When Morrison Supply was creating its branch manager training agenda, it looked to inject some relevant industry content.
The event, which took place in Carrollton, Texas, this past January, focused on financials, operations and leadership concepts. Morrison President Stan Allen describes it this way: “We like to invest in our people and develop them. At our event this year, the managers really loved the whole P&L side of things and understanding the impact of discounts. But it was really the HR content that people are the most uncomfortable with and human nature is to
avoid confrontation.”
So, the ASA-U Advisory team put together a presentation and activity for the branch managers to use on-the-job behavioral assessments as a way to teach the managers how they can hold people accountable to the role expectations. The documents were customized to Morrison and the managers watched videos of a counter salesperson interacting with a plumber. They used the assessment forms to practice identifying the good and not-so-good behaviors from the counter salesperson.
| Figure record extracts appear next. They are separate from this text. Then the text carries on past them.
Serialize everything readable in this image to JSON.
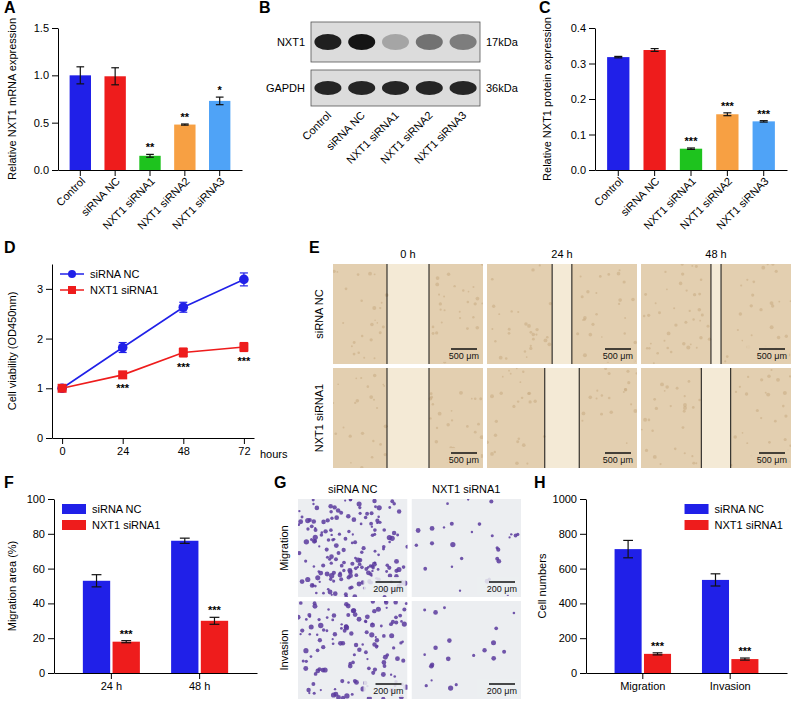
{
  "chart_data": [
    {
      "panel": "A",
      "type": "bar",
      "y_label": "Relative NXT1 mRNA expression",
      "categories": [
        "Control",
        "siRNA NC",
        "NXT1 siRNA1",
        "NXT1 siRNA2",
        "NXT1 siRNA3"
      ],
      "values": [
        1.0,
        0.99,
        0.15,
        0.48,
        0.73
      ],
      "errors": [
        0.09,
        0.09,
        0.015,
        0.006,
        0.04
      ],
      "annotations": [
        null,
        null,
        "**",
        "**",
        "*"
      ],
      "colors": [
        "#2020e8",
        "#ee1c1c",
        "#1ec31e",
        "#f7a043",
        "#4fa3f7"
      ],
      "ylim": [
        0,
        1.5
      ],
      "yticks": [
        {
          "value": 0,
          "label": "0.0"
        },
        0.5,
        {
          "value": 1,
          "label": "1.0"
        },
        1.5
      ]
    },
    {
      "panel": "B",
      "type": "blot",
      "lanes": [
        "Control",
        "siRNA NC",
        "NXT1 siRNA1",
        "NXT1 siRNA2",
        "NXT1 siRNA3"
      ],
      "rows": [
        {
          "name": "NXT1",
          "size": "17kDa"
        },
        {
          "name": "GAPDH",
          "size": "36kDa"
        }
      ]
    },
    {
      "panel": "C",
      "type": "bar",
      "y_label": "Relative NXT1 protein expression",
      "categories": [
        "Control",
        "siRNA NC",
        "NXT1 siRNA1",
        "NXT1 siRNA2",
        "NXT1 siRNA3"
      ],
      "values": [
        0.318,
        0.338,
        0.06,
        0.157,
        0.137
      ],
      "errors": [
        0.002,
        0.004,
        0.002,
        0.004,
        0.002
      ],
      "annotations": [
        null,
        null,
        "***",
        "***",
        "***"
      ],
      "colors": [
        "#2020e8",
        "#ee1c1c",
        "#1ec31e",
        "#f7a043",
        "#4fa3f7"
      ],
      "ylim": [
        0,
        0.4
      ],
      "yticks": [
        {
          "value": 0,
          "label": "0.0"
        },
        0.1,
        0.2,
        0.3,
        0.4
      ]
    },
    {
      "panel": "D",
      "type": "line",
      "x_label": "hours",
      "y_label": "Cell viability (OD450nm)",
      "x": [
        0,
        24,
        48,
        72
      ],
      "xlim": [
        -4,
        76
      ],
      "xticks": [
        0,
        24,
        48,
        72
      ],
      "ylim": [
        0,
        3.5
      ],
      "yticks": [
        0,
        1,
        2,
        3
      ],
      "legend": "upper left",
      "series": [
        {
          "name": "siRNA NC",
          "color": "#2020e8",
          "marker": "circle",
          "values": [
            1.0,
            1.82,
            2.63,
            3.19
          ],
          "errors": [
            0.05,
            0.1,
            0.1,
            0.13
          ]
        },
        {
          "name": "NXT1 siRNA1",
          "color": "#ee1c1c",
          "marker": "square",
          "values": [
            1.0,
            1.27,
            1.72,
            1.83
          ],
          "errors": [
            0.05,
            0.06,
            0.09,
            0.09
          ],
          "annotations": [
            null,
            "***",
            "***",
            "***"
          ]
        }
      ]
    },
    {
      "panel": "E",
      "type": "image_grid",
      "columns": [
        "0 h",
        "24 h",
        "48 h"
      ],
      "rows": [
        "siRNA NC",
        "NXT1 siRNA1"
      ],
      "scale_bar": "500 μm"
    },
    {
      "panel": "F",
      "type": "bar",
      "y_label": "Migration area (%)",
      "categories": [
        "24 h",
        "48 h"
      ],
      "ylim": [
        0,
        100
      ],
      "yticks": [
        0,
        20,
        40,
        60,
        80,
        100
      ],
      "legend": "upper left",
      "series": [
        {
          "name": "siRNA NC",
          "color": "#2020e8",
          "values": [
            53,
            76
          ],
          "errors": [
            3.5,
            1.5
          ]
        },
        {
          "name": "NXT1 siRNA1",
          "color": "#ee1c1c",
          "values": [
            18,
            30
          ],
          "errors": [
            0.6,
            2
          ],
          "annotations": [
            "***",
            "***"
          ]
        }
      ]
    },
    {
      "panel": "G",
      "type": "image_grid",
      "columns": [
        "siRNA NC",
        "NXT1 siRNA1"
      ],
      "rows": [
        "Migration",
        "Invasion"
      ],
      "scale_bar": "200 μm"
    },
    {
      "panel": "H",
      "type": "bar",
      "y_label": "Cell numbers",
      "categories": [
        "Migration",
        "Invasion"
      ],
      "ylim": [
        0,
        1000
      ],
      "yticks": [
        0,
        200,
        400,
        600,
        800,
        1000
      ],
      "legend": "upper right",
      "series": [
        {
          "name": "siRNA NC",
          "color": "#2020e8",
          "values": [
            712,
            535
          ],
          "errors": [
            50,
            35
          ]
        },
        {
          "name": "NXT1 siRNA1",
          "color": "#ee1c1c",
          "values": [
            110,
            80
          ],
          "errors": [
            6,
            6
          ],
          "annotations": [
            "***",
            "***"
          ]
        }
      ]
    }
  ]
}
Allen continues: “ASA-U offers a great curriculum and to try and reinvent it ourselves would be crazy. Bringing in someone of Doug Dillon’s caliber really helped. In particular, the quantifiable measurement of the counter sales behaviors really helped our managers see how it could
be done.”
To illustrate this, each manager could base course selections on things they saw and heard from the employee on a first-hand basis. This helped them to see that employee buy-in to participate in training would be greatly increased. It also removed some of the discomfort Allen referred to since managers could point to the observable behaviors they just witnessed when discussing needed behavioral improvements.